Riporto in calce un comunicato stampa della Società Scientifica di Nutrizione Vegetariana su un tema a me caro, intitolato "ECO-MENÙ DI GREENPEACE: È FUORVIANTE. QUATTRO CRITICHE SPIEGANO IL PERCHÉ". Ad ogni modo, vorrei anche entrare nel merito della questione, visto che è già la seconda volta che Greenpeace assume posizioni dissonanti con la mia sensibilità. Ricordo le dichiarazioni ufficiali di Greenpeace dopo la pubblicazione del documentario "Cowspiracy", che avevo visto integralmente e a cui avevo dedicato un articolo: il tema di quel documentario, più che mai attuale, riguardava il rapporto tra alimentazione umana e distruzione ambientale; più nello specifico, quel documentario denunciava anche i modi di fare di certe associazioni ambientalistiche, di cui Greenpeace nello specifico.
Ciò non toglie che ciascuno e ciascuna di noi, alla fine, può fare le proprie scelte. Nel caso specifico, riferendomi al documentario "Dominion", che ho riportato integralmente nel mio blog e che riguarda un'accurata inchiesta sulla vita degli animali da allevamento, si tratta di una scelta d'Amore.

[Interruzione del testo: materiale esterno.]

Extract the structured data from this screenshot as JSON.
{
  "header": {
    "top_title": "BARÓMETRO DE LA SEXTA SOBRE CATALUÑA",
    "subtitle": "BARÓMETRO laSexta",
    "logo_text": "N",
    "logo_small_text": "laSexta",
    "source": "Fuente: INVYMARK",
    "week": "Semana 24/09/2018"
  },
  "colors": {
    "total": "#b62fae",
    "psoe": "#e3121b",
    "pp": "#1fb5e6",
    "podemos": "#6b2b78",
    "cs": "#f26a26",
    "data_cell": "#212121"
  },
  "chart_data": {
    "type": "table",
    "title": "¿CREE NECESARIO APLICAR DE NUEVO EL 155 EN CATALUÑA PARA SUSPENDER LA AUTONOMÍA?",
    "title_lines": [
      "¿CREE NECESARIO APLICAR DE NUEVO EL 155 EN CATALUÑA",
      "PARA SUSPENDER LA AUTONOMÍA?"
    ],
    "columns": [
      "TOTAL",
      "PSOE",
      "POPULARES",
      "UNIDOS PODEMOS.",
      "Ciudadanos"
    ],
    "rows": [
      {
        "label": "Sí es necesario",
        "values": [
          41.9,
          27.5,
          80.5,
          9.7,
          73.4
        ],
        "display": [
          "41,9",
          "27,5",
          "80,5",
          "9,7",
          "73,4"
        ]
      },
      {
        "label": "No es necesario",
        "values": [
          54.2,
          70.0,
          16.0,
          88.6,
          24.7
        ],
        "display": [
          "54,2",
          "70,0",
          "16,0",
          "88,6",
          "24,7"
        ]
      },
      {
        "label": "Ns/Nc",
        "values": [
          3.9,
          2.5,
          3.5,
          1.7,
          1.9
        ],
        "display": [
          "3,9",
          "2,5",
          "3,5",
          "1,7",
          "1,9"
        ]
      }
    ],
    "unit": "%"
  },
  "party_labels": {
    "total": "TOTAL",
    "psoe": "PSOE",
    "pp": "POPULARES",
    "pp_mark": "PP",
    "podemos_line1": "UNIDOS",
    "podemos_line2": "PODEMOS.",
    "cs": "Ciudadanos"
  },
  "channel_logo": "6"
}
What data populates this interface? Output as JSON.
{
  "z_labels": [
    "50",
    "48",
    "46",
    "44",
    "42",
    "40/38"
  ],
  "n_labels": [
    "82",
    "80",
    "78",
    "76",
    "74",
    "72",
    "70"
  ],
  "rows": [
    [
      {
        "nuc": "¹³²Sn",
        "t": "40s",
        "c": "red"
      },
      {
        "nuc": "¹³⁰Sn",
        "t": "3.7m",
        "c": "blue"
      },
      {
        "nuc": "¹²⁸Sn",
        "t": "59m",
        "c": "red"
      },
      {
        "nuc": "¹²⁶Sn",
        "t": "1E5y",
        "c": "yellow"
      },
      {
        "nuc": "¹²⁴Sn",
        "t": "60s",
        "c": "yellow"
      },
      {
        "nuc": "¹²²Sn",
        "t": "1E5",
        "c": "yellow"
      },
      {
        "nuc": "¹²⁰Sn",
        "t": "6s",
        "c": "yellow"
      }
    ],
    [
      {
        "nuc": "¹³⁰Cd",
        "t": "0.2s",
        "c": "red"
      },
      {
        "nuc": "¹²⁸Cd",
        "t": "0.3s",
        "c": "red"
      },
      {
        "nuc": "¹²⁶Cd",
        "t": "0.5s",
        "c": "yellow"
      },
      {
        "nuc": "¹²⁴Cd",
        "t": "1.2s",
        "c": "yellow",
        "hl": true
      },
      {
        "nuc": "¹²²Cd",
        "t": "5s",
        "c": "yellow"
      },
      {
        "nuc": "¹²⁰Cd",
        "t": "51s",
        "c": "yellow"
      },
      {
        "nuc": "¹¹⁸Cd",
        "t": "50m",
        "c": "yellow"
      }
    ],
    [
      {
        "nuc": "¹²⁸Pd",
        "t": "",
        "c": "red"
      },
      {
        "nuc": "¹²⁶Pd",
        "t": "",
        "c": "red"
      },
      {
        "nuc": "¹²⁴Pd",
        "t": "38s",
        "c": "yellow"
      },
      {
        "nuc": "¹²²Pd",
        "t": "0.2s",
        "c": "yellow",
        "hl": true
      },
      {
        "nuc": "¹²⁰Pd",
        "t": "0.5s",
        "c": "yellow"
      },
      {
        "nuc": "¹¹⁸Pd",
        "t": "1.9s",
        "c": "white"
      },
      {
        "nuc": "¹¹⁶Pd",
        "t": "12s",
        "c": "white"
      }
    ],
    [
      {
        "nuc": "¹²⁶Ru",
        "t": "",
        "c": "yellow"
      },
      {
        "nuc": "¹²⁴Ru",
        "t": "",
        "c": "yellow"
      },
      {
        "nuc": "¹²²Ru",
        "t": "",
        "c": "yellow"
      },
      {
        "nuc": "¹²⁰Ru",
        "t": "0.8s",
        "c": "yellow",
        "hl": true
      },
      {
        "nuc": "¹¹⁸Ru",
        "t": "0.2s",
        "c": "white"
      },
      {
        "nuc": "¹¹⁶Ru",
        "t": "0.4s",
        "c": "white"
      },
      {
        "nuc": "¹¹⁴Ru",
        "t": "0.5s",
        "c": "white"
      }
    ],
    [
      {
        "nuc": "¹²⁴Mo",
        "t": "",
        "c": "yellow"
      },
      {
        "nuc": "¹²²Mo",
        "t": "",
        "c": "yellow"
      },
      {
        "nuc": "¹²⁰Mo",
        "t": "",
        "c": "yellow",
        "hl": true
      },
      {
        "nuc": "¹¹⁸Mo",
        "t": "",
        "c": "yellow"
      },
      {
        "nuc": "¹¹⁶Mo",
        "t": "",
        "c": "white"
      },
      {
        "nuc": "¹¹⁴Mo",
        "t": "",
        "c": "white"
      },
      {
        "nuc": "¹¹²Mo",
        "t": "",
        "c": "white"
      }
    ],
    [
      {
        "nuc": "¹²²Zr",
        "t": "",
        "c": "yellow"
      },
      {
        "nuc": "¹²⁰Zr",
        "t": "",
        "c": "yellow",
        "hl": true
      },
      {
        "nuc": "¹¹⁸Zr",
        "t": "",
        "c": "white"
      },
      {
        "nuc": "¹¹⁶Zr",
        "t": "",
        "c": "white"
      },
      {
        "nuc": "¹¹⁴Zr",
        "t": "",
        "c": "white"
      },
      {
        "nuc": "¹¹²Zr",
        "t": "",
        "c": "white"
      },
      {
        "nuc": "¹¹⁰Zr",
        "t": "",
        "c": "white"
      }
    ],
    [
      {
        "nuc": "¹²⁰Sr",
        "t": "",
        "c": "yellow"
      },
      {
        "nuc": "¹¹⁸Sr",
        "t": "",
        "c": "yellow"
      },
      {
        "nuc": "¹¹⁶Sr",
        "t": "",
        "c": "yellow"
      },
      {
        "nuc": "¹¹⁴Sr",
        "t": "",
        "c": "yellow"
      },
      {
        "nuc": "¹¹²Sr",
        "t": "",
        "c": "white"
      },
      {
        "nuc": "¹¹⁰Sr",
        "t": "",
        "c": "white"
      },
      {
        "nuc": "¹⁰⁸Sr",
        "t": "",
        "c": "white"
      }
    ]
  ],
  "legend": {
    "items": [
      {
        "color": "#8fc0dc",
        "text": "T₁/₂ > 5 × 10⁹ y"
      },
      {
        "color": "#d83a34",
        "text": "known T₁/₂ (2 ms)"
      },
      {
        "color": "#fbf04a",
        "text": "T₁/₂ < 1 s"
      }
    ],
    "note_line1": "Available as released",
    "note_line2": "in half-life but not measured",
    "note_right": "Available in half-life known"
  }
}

Tutte queste polemiche cosa insegnano? Secondo me, un'attenta risposta l'ha data Paolo Scroccaro, dell’Associazione Eco Filosofica, nel suo documento "Cosa insegna la polemica dell’ecologia superficiale contro Cowspiracy?", che nella parte conclusiva si esprime così: «[...] Ma il problema centrale è un altro: bisogna ammettere che Cowspiracy, al di là delle polemiche, si configura come un notevole contributo alla delegittimazione del ciclo della carne, in quanto totalmente insostenibile dal punto di vista etico, ecologico ed economico. Ciò significa che siamo in presenza dell’anello debole per eccellenza del capitalismo (subito dopo viene l’agroindustria), che può essere colpito da prospettive diverse ma convergenti, con eccellenti argomentazioni in sintonia con la ricerca più avanzata, e non è poco: infatti sulla rottura degli anelli deboli del sistema occorre far leva per scardinarlo e per promuovere un nuovo immaginario, un nuovo paradigma non antropocentrico e non sviluppista. L’ecologismo superficiale (rappresentato dalle sigle citate e molte altre), non cogliendo l’importanza di quanto sopra, invece di collaborare nell’opera di delegittimazione, tende a ridimensionare le responsabilità degli allevatori e dei consumatori di carne, in nome di un concetto di sostenibilità funzionale al sistema dominante, come abbiamo già evidenziato all’inizio. [...]».
Francesco Galgani,
7 dicembre 2019
fonte: https://www.agireora.org/ecologia/ecomenu-greepeace-critiche-3239.html
Che cos'è un eco-menù? L'immagine che si affaccia alla mente è quella di un'impronta leggera sul pianeta, in punta di piedi. In contrasto con tracce pesanti, come di scarponi chiodati, che affondano nel terreno e lo distruggono.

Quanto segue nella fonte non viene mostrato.